Una de las películas que más disfruté este año es la reciente Maestro, de Bradley Cooper, que recrea parte de la vida del músico —pianista, compositor, director– Leonard Bernstein. Hay una escena cerca del final que muestra a la esposa de Bernstein, Felicia Montealegre, enferma de cáncer en estado terminal. Y en esa situación de extrema debilidad, de consciencia respecto de su muerte inminente, Felicia (interpretada por la sublime Carey Mulligan) le dice a su hija mayor, a modo de testamento: "Todo lo que necesitás, todo lo que cualquiera necesita, es ser sensible a los otros. Amabilidad. Amabilidad. Amabilidad". La palabra que usa es kindness, to be kind significa ser amable, pero en vez de amabilidad podría haber dicho consideración, bondad, ternura — es lo mismo. Lo que dice es que, si nos tratásemos de esa forma, podríamos despegarnos del mundo material sin perder nunca lo esencial, lo que nos hace humanos en nuestra mejor versión.

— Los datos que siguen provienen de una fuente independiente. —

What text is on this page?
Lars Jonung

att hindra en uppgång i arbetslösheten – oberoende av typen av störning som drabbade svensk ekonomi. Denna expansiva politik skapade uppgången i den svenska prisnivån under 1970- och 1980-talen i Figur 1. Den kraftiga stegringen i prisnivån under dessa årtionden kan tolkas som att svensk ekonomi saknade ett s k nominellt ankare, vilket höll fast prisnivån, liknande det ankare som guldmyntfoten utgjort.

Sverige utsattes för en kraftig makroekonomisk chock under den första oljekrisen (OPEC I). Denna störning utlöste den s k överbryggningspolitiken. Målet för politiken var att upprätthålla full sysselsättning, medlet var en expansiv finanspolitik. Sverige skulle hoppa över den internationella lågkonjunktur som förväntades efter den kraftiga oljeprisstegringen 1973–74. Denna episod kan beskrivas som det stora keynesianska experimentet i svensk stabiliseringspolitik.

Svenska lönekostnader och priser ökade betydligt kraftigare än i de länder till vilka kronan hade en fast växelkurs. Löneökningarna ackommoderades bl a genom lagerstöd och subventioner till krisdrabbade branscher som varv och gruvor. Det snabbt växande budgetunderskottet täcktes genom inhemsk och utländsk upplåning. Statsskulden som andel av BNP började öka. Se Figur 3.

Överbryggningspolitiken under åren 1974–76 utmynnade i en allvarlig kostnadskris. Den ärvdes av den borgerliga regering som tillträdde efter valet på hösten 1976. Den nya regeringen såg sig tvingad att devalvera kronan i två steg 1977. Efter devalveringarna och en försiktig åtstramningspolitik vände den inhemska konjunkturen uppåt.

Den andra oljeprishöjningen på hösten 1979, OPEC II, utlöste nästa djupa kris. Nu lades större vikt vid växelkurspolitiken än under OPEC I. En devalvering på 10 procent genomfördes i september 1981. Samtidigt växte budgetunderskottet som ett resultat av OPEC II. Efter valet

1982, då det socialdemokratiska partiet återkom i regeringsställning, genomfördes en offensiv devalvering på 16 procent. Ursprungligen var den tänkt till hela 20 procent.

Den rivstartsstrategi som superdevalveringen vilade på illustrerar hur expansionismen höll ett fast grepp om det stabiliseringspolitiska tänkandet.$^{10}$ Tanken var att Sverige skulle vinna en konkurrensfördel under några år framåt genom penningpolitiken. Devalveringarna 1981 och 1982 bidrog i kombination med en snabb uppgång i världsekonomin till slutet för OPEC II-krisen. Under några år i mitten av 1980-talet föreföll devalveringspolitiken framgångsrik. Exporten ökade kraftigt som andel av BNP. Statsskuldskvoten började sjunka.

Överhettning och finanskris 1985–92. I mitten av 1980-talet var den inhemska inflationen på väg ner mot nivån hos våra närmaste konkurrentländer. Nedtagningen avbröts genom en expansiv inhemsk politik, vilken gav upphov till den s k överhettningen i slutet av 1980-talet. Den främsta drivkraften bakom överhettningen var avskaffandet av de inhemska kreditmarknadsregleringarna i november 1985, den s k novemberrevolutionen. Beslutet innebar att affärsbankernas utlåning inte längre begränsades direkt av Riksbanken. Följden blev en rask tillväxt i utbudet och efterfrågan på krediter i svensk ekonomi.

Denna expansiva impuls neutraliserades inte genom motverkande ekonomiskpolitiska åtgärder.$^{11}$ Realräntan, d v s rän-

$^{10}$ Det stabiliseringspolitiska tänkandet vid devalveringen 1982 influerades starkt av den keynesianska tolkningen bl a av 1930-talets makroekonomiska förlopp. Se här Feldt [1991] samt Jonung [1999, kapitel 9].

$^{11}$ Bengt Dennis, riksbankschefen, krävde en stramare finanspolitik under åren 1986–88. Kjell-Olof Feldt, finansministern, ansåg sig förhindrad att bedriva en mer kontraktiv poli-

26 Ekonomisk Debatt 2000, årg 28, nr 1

La vida conmina a que nos desprendamos de casi todo, pero ese desprendimiento no debe ser registrado como imposición. En términos políticos, vivir despojadamente te otorga poder, porque aquel que desde una vida austera no está atado más que a sus principios no tiene mucho que perder, y además es in-carpeteable; mientras que aquellos que tienen mucho temen perderlo todo y además que sus chanchullos queden expuestos a la vista del mundo. Pero, en términos existenciales, desprenderse de lo superfluo puede ser algo más que aceptación de la dinámica de la vida: puede llegar a ser un arte. Todo arte se construye a partir de las limitaciones —las materiales y las de la imaginación— y de la forma en que lidiamos con las reglas ya establecidas. Uno puede crear una cagada disponiendo de todos los recursos, y otro puede crear una genialidad con palitos, barro y pigmentos naturales.
Ciertos desprendimientos no condicionan, no esclavizan, sino que liberan. No esperemos a padecerlos: elijámoslos. Como dice Elizabeth Bishop en su poema One Art: "Tantas cosas parecen imbuidas de la intención de ser perdidas, que su pérdida no es ningún desastre".
Dice también, repetidamente: "El arte de la pérdida no es difícil de dominar".
Practiquemos ese arte. Porque de lo que se trata, esencialmente, es de no ser dominados.